BNB Attestation Service (BAS) is an attestation standard and infrastructure layer in the BNB ecosystem. It is designed to let users and applications create attestations, which BAS describes as statements with proof that can be used to verify information. BAS supports both on-chain and off-chain attestations, giving developers a way to bring verifiable data into blockchain-based applications.
At a conceptual level, BAS is a framework for structuring, issuing and verifying claims about data. It uses schemas to define the format of an attestation, supports resolvers for validation logic and allows attestations to reference other attestations, so more complex data structures can be built from simpler ones. This makes BAS a general-purpose verification layer rather than a single-purpose application.
BAS also distinguishes between public verifiability and controlled access. On-chain attestations are recorded on-chain and are publicly accessible, while off-chain attestations can be stored in Greenfield so users can manage privacy and access control around the underlying data.

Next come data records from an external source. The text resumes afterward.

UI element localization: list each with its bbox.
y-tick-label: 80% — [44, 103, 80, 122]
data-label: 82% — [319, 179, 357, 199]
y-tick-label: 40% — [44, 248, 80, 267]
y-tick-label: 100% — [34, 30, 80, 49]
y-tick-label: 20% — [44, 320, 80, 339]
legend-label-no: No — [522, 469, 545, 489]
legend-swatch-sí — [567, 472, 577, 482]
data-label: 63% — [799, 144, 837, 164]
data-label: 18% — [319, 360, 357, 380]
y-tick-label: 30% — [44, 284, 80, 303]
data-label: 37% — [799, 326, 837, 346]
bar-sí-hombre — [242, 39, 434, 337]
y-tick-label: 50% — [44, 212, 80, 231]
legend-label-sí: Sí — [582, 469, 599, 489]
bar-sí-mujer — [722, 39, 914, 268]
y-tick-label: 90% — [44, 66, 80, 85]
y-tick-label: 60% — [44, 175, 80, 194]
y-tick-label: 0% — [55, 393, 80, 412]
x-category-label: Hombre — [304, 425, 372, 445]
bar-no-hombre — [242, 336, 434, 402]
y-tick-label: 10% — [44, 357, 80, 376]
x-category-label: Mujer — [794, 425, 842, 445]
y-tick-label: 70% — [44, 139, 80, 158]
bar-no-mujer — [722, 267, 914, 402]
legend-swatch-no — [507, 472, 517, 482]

BAS is used to create verifiable records about identity, activity, qualifications, ownership and other forms of data that need to be checked by third parties. The official documentation presents attestations as a standard for verification, vouching, proving, certifying, authenticating and recording events or claims.
Its architecture is built around schemas and attestations. A user or application first registers a schema in the schema registry, then creates attestations against that schema. Where a schema includes a resolver, the BAS contract can call that resolver to validate the attestation before it is recorded. BAS supports revocation as well, so attestations can later be marked invalid by the attestor.
BAS is also intended for use cases where privacy and user-controlled data access matter. The documentation says off-chain attestations can be stored in Greenfield so users can retain ownership of the data while access permissions are handled through blockchain-based mechanisms. BAS describes this as part of a model for user data ownership and contract-controlled access.
The published use cases include licensing and voting. In licensing, BAS is presented as a way to verify applicant identity, qualifications and related information in a more structured and auditable format. In voting, BAS is presented as a way to verify voter eligibility and support systems such as one person one vote or quadratic voting through attestations rather than token balance alone.
The BAS documentation also includes BNB Passport, which uses attestations and proofs to represent identity, participation and reputation across Web2 and Web3 contexts. In that workflow, proofs are generated and verified before being written as attestations that other contracts and applications can use.